There is good Public Relations and then there is bad Public Relations. Take a recent story about Cleveland, Ohio in Business Week magazine.
The Cleveland public school system is $152 million dollars in debt and doesn't have the money to fix leaking roofs, supply textbooks, or climb out of the academic doldrums. (Only 7% of graduates in the 72,000-student system test at the 12th grade level).
In a recent election, taxpayers approved a new school levy that will add $67 million to the school budget annually. So what's the bad news, you say?

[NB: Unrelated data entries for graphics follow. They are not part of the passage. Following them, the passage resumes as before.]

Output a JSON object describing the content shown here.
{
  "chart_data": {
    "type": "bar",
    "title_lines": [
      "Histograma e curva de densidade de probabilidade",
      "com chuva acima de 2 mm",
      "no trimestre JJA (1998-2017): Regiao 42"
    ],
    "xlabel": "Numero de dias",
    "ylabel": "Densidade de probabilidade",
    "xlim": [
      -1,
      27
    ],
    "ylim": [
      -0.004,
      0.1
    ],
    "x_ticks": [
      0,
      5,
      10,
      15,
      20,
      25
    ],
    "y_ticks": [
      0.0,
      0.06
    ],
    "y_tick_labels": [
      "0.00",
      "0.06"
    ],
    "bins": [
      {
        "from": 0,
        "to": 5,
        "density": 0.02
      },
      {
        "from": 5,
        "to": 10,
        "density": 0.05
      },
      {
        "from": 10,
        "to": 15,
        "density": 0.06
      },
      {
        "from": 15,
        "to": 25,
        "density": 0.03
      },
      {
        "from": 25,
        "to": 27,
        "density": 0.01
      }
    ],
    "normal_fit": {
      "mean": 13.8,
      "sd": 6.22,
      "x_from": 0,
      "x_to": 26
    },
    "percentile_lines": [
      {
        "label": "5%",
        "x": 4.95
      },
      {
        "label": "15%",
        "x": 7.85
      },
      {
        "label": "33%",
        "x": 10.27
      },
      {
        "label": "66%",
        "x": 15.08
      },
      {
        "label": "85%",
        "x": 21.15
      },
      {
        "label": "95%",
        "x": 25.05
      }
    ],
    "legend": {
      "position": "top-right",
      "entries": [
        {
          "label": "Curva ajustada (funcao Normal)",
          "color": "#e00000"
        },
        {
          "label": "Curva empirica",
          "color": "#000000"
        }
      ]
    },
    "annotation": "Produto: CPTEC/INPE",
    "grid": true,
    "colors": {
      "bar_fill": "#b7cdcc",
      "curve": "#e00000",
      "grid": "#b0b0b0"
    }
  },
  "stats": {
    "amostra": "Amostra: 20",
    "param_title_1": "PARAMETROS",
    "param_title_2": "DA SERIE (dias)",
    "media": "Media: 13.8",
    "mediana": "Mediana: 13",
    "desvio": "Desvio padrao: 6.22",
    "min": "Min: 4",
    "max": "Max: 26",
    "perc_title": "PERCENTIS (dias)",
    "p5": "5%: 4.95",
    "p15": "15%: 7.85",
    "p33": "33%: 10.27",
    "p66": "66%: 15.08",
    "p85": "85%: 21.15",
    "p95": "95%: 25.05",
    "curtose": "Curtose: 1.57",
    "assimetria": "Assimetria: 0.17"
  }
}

The taxpayers also have approved underwriting the new Cleveland Browns football stadium--to the tune of $250 million dollars. Cleveland Tomorrow, a civic group of 55 local businesses, spent nearly $480,000 to ensure the school levy would pass. They have lent $5 million to the stadium project and are ready to give another $5 million. To a facility that will be used 10 times a year.
Joseph Gorman, chairman and chief executive of TRW, Inc., headquartered in Cleveland, commented, "If you're going to keep corporate headquarters and attract new businesses, you have to worry about all quality-of-living issues. Right or wrong, good or bad, you have to think of football." TRW recently bought one of the luxury boxes at the new stadium, which was opened in 2000, for $125,000 a year.
My tip to you and your company is really quite simple. If you have a corporate giving policy, great. If you don't, you might want to consider one. And whatever cause you give to, keep your priorities straight. Bad PR is not only bad for the company, it's bad for the soul. Cleveland, Ohio, is not so far away from you or me -- or our children.